Snake Enclosures at the Snake Farm Bangkok
The snake farm has enjoyed patronage from Thailand’s royal family since its inception. His Royal Highness Prince Paribatra Sukhumbhand served as Vice President of the Red Cross Society in the country in the 1920s. With his siblings, Her Royal Highness Princess Sasipong Prapai and His Royal Highness Prince Burachat Chaiyakorn, Prince Paribatra created the Simaseng Fund (more commonly called the “Four Snake Fund”).This Fund was used to build the Simaseng Building, dedicated to providing medical attention and shelter to the snakes here.
Seven decades later, the building was demolished to make way for a larger site. Of the building’s five floors, only the first two are open to the public. They serve as display areas for the farm’s more than 30 species of snakes. The plains also have a large area where demonstrations are held, specifically for poison extraction. The second floor houses an interactive museum covering the life cycle, anatomy, reproduction, first aid and other snake-related factors.

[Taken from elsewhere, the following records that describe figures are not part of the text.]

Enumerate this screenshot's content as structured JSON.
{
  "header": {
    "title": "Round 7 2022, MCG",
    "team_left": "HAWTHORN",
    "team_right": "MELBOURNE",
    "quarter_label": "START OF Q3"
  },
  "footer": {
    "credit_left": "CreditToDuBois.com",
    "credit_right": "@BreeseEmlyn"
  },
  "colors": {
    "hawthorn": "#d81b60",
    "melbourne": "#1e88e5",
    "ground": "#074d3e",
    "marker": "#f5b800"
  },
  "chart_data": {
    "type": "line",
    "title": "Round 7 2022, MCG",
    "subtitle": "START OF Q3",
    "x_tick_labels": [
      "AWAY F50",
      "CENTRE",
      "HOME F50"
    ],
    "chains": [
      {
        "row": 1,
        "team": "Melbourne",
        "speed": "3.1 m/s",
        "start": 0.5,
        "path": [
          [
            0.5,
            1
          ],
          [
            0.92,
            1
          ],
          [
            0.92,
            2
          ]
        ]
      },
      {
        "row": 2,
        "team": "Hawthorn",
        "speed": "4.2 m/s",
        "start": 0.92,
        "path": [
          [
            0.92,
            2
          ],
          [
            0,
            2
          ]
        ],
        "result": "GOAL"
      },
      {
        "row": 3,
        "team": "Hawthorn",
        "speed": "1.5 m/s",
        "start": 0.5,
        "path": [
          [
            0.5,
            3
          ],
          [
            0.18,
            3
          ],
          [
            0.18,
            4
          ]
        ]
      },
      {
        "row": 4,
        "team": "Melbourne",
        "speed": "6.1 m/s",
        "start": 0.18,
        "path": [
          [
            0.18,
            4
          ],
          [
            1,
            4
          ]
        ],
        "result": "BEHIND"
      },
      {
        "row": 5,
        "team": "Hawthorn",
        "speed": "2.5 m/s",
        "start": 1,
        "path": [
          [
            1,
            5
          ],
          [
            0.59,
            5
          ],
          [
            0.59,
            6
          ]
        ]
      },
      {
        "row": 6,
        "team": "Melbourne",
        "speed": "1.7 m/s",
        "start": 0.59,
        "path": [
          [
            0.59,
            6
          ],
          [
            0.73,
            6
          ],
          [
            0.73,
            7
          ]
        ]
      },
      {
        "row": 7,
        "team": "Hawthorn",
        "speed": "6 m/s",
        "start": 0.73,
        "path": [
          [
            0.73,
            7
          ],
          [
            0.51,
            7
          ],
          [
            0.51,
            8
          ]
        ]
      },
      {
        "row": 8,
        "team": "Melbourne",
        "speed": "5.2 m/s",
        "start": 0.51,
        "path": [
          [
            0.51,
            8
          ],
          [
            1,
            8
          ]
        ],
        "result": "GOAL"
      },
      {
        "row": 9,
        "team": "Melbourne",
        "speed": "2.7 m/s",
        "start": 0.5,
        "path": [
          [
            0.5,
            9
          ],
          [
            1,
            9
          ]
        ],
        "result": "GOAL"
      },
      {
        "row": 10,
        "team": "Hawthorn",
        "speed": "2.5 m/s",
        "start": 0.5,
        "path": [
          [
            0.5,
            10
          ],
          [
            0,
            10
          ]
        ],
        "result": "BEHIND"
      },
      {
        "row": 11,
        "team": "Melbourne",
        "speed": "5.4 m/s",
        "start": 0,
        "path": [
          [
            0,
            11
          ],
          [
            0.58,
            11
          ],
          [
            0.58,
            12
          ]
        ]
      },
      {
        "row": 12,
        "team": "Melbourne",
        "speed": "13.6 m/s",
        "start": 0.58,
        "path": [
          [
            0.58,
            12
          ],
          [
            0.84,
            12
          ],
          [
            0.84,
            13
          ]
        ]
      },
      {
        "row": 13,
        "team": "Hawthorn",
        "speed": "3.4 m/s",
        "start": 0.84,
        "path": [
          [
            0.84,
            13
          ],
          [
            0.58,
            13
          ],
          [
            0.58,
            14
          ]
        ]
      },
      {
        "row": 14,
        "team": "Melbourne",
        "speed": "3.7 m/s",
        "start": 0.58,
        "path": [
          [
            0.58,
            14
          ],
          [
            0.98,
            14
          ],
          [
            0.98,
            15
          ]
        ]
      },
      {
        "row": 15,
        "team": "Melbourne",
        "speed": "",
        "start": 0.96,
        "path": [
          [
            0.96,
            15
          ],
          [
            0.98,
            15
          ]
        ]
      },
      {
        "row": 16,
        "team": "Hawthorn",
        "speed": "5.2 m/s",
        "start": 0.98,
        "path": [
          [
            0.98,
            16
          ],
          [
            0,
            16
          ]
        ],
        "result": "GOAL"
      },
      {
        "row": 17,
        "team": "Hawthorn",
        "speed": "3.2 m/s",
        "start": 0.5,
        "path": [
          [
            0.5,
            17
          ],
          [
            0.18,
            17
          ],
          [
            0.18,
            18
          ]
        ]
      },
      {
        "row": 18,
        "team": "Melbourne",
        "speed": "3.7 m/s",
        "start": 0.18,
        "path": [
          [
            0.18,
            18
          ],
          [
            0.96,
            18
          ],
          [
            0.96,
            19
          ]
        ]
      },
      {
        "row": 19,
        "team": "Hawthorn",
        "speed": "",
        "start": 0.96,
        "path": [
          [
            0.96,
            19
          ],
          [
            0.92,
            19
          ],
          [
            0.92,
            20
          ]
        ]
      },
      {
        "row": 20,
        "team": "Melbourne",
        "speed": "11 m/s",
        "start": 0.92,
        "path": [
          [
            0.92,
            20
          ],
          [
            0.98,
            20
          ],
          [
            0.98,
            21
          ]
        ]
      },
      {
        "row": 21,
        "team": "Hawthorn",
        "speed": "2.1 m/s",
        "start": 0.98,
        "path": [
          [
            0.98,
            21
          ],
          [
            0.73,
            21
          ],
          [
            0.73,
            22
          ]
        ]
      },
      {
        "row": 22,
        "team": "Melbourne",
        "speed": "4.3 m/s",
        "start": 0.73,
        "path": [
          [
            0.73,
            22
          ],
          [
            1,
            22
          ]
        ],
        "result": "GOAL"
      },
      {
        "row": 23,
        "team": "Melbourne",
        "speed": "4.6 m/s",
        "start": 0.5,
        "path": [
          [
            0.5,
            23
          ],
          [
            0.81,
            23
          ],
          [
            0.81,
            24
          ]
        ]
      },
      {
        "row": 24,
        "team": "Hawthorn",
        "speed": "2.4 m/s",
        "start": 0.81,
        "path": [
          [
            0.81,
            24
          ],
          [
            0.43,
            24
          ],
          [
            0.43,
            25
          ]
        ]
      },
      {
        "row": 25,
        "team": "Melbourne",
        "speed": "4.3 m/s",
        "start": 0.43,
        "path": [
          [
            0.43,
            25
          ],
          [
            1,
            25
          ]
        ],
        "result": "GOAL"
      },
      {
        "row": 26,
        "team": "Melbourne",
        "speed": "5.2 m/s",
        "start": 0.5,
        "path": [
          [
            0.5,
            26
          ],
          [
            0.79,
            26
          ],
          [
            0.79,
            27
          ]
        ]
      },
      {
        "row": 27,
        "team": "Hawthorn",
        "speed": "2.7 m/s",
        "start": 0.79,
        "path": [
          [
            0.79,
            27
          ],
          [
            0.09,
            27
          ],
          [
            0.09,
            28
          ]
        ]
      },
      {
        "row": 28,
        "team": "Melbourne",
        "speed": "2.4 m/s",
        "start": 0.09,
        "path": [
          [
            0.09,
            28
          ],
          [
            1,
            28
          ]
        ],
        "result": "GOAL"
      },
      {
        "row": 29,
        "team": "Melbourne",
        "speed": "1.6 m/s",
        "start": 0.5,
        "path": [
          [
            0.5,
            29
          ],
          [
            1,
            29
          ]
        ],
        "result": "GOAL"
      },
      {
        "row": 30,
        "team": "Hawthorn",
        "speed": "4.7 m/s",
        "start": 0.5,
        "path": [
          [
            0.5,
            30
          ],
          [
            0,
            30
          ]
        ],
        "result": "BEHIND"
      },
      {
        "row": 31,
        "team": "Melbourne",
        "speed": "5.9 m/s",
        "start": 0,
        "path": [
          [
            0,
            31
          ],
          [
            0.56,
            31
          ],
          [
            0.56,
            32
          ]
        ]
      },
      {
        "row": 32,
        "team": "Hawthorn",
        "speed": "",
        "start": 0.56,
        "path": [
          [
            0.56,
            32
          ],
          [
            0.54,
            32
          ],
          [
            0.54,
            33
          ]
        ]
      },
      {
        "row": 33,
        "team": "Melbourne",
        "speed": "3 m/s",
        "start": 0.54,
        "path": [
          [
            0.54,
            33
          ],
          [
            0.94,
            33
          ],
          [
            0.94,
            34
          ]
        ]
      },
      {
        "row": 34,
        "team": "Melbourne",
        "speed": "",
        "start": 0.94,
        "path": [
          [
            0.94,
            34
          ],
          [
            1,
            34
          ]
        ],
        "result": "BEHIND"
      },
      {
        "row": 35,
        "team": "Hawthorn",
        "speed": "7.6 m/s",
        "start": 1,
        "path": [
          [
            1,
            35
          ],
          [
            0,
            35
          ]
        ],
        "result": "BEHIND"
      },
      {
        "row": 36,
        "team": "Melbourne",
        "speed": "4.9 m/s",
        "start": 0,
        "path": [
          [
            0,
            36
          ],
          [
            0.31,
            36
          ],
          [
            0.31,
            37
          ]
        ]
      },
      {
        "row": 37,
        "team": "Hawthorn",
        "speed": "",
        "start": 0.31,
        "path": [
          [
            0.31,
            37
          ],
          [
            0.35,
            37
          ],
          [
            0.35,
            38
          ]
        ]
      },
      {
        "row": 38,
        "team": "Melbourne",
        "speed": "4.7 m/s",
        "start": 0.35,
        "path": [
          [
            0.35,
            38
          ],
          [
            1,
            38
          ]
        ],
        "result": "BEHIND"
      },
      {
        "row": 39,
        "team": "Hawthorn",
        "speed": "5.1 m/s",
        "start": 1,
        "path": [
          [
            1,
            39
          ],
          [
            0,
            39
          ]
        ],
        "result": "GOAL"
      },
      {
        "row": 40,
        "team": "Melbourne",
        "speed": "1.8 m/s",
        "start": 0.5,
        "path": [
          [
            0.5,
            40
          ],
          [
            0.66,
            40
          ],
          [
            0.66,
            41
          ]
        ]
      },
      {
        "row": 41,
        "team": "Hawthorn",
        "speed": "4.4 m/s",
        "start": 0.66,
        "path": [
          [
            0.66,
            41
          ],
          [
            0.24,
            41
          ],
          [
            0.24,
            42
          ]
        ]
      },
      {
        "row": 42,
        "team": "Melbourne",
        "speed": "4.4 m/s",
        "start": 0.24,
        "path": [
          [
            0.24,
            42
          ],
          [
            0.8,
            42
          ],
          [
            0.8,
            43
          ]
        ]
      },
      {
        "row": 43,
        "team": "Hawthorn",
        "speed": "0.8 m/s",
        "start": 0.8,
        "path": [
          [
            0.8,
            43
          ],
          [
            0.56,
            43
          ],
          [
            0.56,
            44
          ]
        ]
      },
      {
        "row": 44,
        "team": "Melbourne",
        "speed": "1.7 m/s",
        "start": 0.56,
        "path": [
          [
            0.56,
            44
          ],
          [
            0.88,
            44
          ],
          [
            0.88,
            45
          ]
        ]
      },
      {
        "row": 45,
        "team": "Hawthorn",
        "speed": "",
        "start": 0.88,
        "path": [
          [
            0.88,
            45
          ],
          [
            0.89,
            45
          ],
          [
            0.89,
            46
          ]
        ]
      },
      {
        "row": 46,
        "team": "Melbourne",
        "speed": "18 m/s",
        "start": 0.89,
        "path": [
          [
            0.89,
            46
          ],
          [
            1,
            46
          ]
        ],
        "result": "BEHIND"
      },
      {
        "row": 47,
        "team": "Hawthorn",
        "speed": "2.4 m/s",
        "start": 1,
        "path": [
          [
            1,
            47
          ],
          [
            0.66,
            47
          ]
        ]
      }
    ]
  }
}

Signs are written in Thai and English for easy access for tourists. You can usually find tropical snakes in cages at the farm’s outdoor displays, accustomed to the country’s climate. Inside the building, the farm has a large, well-maintained indoor enclosure along a marked driveway. Some snakes housed at the snake farm are king cobras, Russell’s vipers, Siamese cobras, big-eyed pit vipers, Malayan kraits, and ornate gliding snakes.
Interesting Facts about the Snake Farm
- Bangkok Snake Farm aims to replace the fear of snakes with respect through its weekly exhibits and demonstrations. Whether you’re a big fan of snakes or just curious about them, this snake farm is the best way to get all your essential information under one roof.
- You may be interested to know that Thailand is home to nearly 200 species of snakes, but of that number, only 60 species are venomous.
- Most of these venomous species are aquatic and aquatic and have little interaction with humans. This means there is a very small percentage of snakes that pose a threat to humans.
How To Reach Snake Farm
The Snake Farm, which is housed in the Thai Red Cross Institute, is located in central Bangkok at 1871 Rama IV Road at the intersection with Henry Dunant Road, next to the DTAC building. As it is a popular tourist destination, it is well-known among taxi drivers. It is easily accessible by public transport via the well-connected BTS or MRT systems. You can access the snake farm from Saladeng BTS station or Sam Yan and Silom MRT station. five minutes’ walk to snake farm.